Thanks! The original purpose of this was not to be a game, but to serve as a final project for school, so I shied away from / didn’t have time for game-type stuff. Same excuse for graphics and smoother animations. :slight_smile:

However, one of my goals was to build up a code base that I or somebody else could build on to implement something like a game, or to go the opposite direction and implement a more scientific version of this. I went for the middle ground so that it was usable for as many people as possible. I actually seriously consider the fact that you stayed interested for a couple minutes and then thought “now what if this was added…” a great success.

The “require all” option was initially a stab at modelling the traveling salesperson problem. It’s not strict in that it doesn’t enforce the rule that ants can’t travel through the same food twice, but I think they come up with some interesting solutions. They also come up with some ridiculous solutions, but that’s part of the fun, right?

And yeah, good observation on the ants’ movement. They move completely randomly until they find a pheromone, at which point they either weigh them or choose the best option (depending on the trail strength). I considered having them prefer forward movement (or even making their direction preference be an adjustable parameter), but I decided against it.

Wow I almost did not see the time fly by! I kept playing around with it and making many different paths :stuck_out_tongue:
Great job!

One of the ultimate games I want to create is an MMORPG game where all content is generated and controlled by an AI similar to this. Think about it; a game where towns and cities are naturally formed around places with lots of people and travelers; a game where towns need resources to survive and can actually disappear if they are destroyed or they become too unpopular, e.t.c. Players take the role of a single person in this world, and can do whatever they want to try to become successful, or ruin other peoples work. I tried to experiment with a very simple AI for a small community which built houses for people to live in, gathered wood for house construction and gathered food for keeping the population alive. I had a very hard time getting it balanced. It always massed a single resource too much or built too many houses, and then I realized it was because they were communists! I realized the problem was that a central AI controlled how many people to assign to resource gathering and how many houses to build, and it’s very hard for “the state” to determine optimal numbers for this! A swarm approach (AKA ant colonies) is MUCH more effective at adapting to changes and other stuff than a supermind overviewing everything, because it is simply put to difficult to determine an optimal strategy. Let the drones do the work and it should be able to adapt to anything in a much more realistic and simple way!

Gah! You’re distracting me with insanely interesting ideas!!! T___T

Very nice idea
both of you ;D

Thank you! Anything that wastes other people’s time is a great success, haha.
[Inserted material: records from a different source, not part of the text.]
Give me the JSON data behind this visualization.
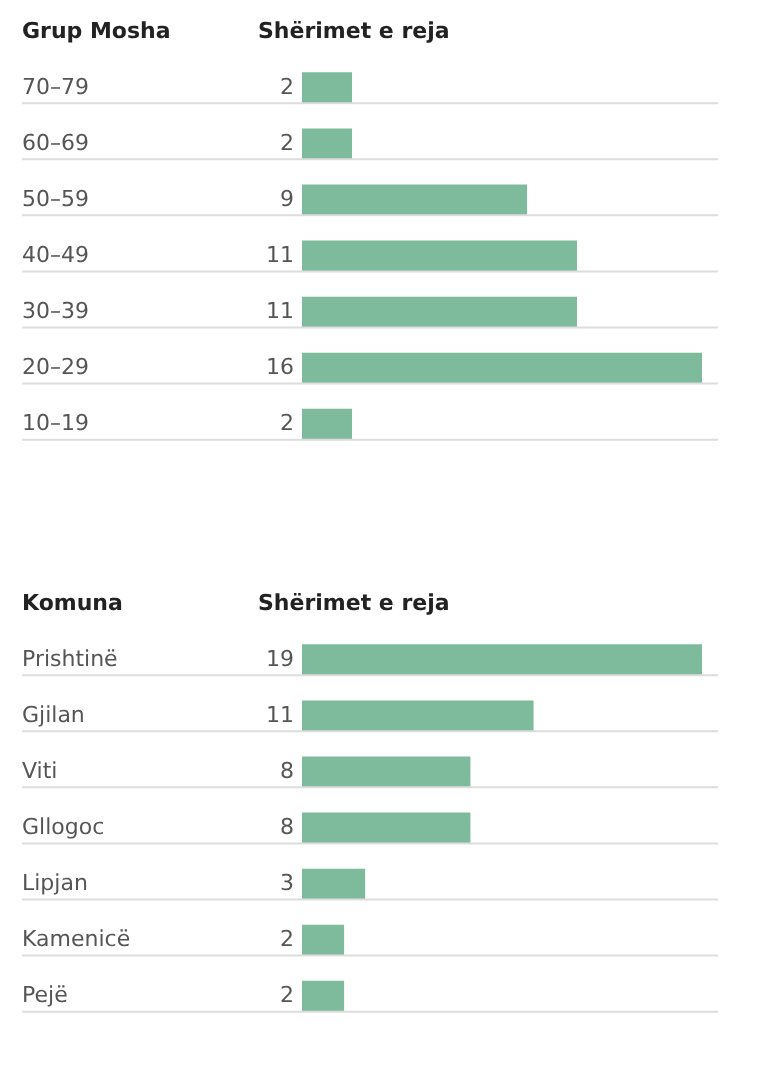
{
  "chart_data": [
    {
      "type": "bar",
      "orientation": "horizontal",
      "ylabel": "Grup Mosha",
      "xlabel": "Shërimet e reja",
      "categories": [
        "70–79",
        "60–69",
        "50–59",
        "40–49",
        "30–39",
        "20–29",
        "10–19"
      ],
      "values": [
        2,
        2,
        9,
        11,
        11,
        16,
        2
      ],
      "color": "#7dbb9c",
      "data_labels": true,
      "grid": "y"
    },
    {
      "type": "bar",
      "orientation": "horizontal",
      "ylabel": "Komuna",
      "xlabel": "Shërimet e reja",
      "categories": [
        "Prishtinë",
        "Gjilan",
        "Viti",
        "Gllogoc",
        "Lipjan",
        "Kamenicë",
        "Pejë"
      ],
      "values": [
        19,
        11,
        8,
        8,
        3,
        2,
        2
      ],
      "color": "#7dbb9c",
      "data_labels": true,
      "grid": "y"
    }
  ]
}
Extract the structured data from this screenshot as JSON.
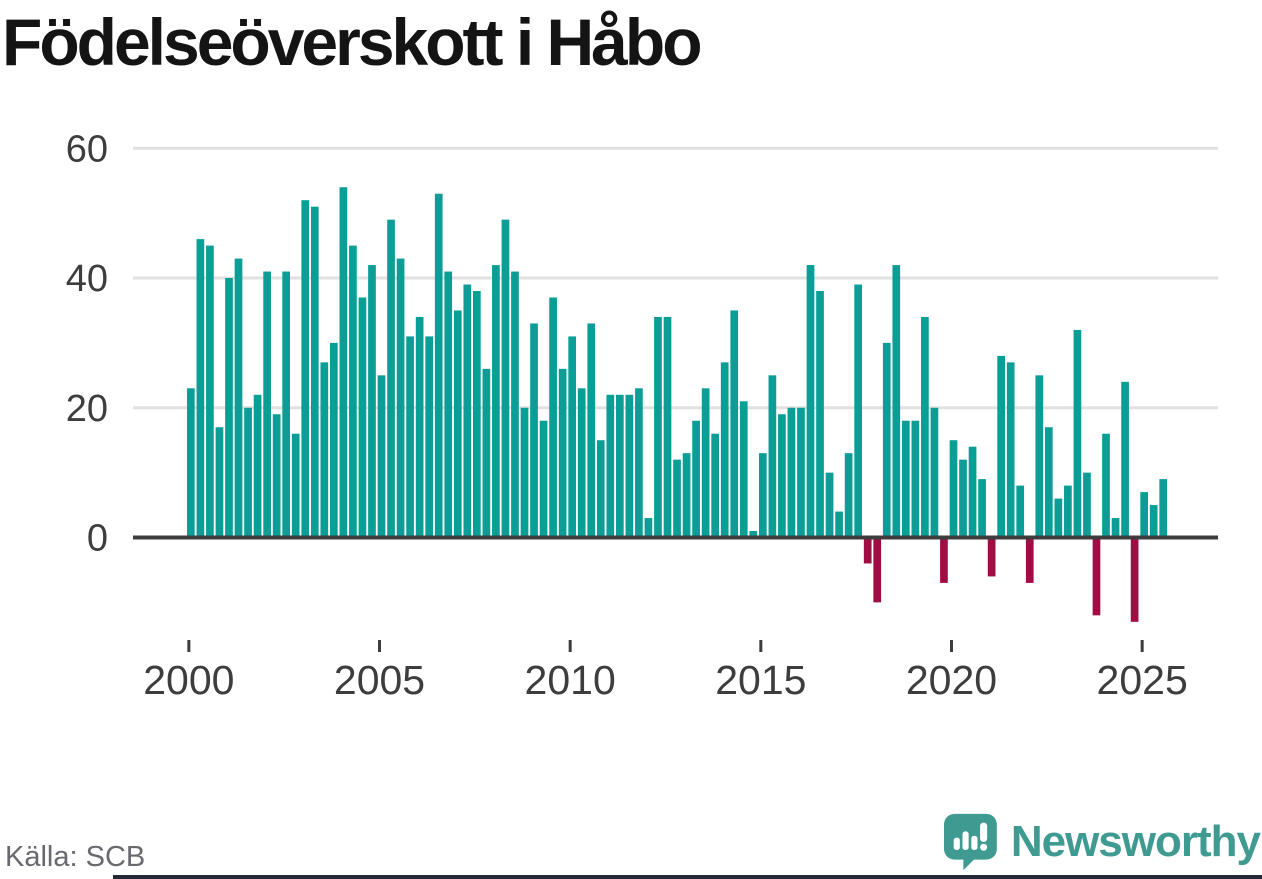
{
  "chart_data": {
    "type": "bar",
    "title": "Födelseöverskott i Håbo",
    "source": "Källa: SCB",
    "frequency": "quarterly",
    "x_start": "2000-Q1",
    "x_end": "2025-Q3",
    "values": [
      23,
      46,
      45,
      17,
      40,
      43,
      20,
      22,
      41,
      19,
      41,
      16,
      52,
      51,
      27,
      30,
      54,
      45,
      37,
      42,
      25,
      49,
      43,
      31,
      34,
      31,
      53,
      41,
      35,
      39,
      38,
      26,
      42,
      49,
      41,
      20,
      33,
      18,
      37,
      26,
      31,
      23,
      33,
      15,
      22,
      22,
      22,
      23,
      3,
      34,
      34,
      12,
      13,
      18,
      23,
      16,
      27,
      35,
      21,
      1,
      13,
      25,
      19,
      20,
      20,
      42,
      38,
      10,
      4,
      13,
      39,
      -4,
      -10,
      30,
      42,
      18,
      18,
      34,
      20,
      -7,
      15,
      12,
      14,
      9,
      -6,
      28,
      27,
      8,
      -7,
      25,
      17,
      6,
      8,
      32,
      10,
      -12,
      16,
      3,
      24,
      -13,
      7,
      5,
      9
    ],
    "x_tick_labels": [
      "2000",
      "2005",
      "2010",
      "2015",
      "2020",
      "2025"
    ],
    "y_tick_labels": [
      "0",
      "20",
      "40",
      "60"
    ],
    "y_ticks": [
      0,
      20,
      40,
      60
    ],
    "ylim": [
      -15,
      60
    ],
    "grid": "horizontal",
    "legend": "none",
    "colors": {
      "positive_bar": "#0a9e96",
      "negative_bar": "#a00d45",
      "axis_line": "#3d3d3d",
      "gridline": "#e1e1e1",
      "tick_label": "#3d3d3d",
      "title": "#141414",
      "source_text": "#69686f"
    }
  },
  "footer": {
    "brand": "Newsworthy",
    "brand_color": "#3f9a91",
    "icon": "newsworthy-speech-bubble-chart-icon"
  }
}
Wow, that definitely sounds fascinating. I’d love to hear more about it if you get something workable going.

Eve.

Never played it. I’m a cheapskate.

This is probably where Dwarf Fortress’s Adventure Mode is heading in, oh, another 20 years. I only ever play Fortress Mode myself, and it also has some pretty interesting emergent behaviors, though not a lot of direct interaction between dwarfs except when they’re killing each other…

Nice simulator, great job! Tried several maze construction strategies… :slight_smile: And yes, they’re still searching for food :slight_smile:

And it’s little bit like Majesty (at least older one). You can stimulate heroes by money (not always), and you never know, will reach your mage level 7 or not :slight_smile:

Thanks! If you feel like it, you might try playing with the simulation parameters to encourage them to solve a maze. Something like setting the max pheromone slider to a high value and the dropoff and evaporation sliders really low might help them solve it better.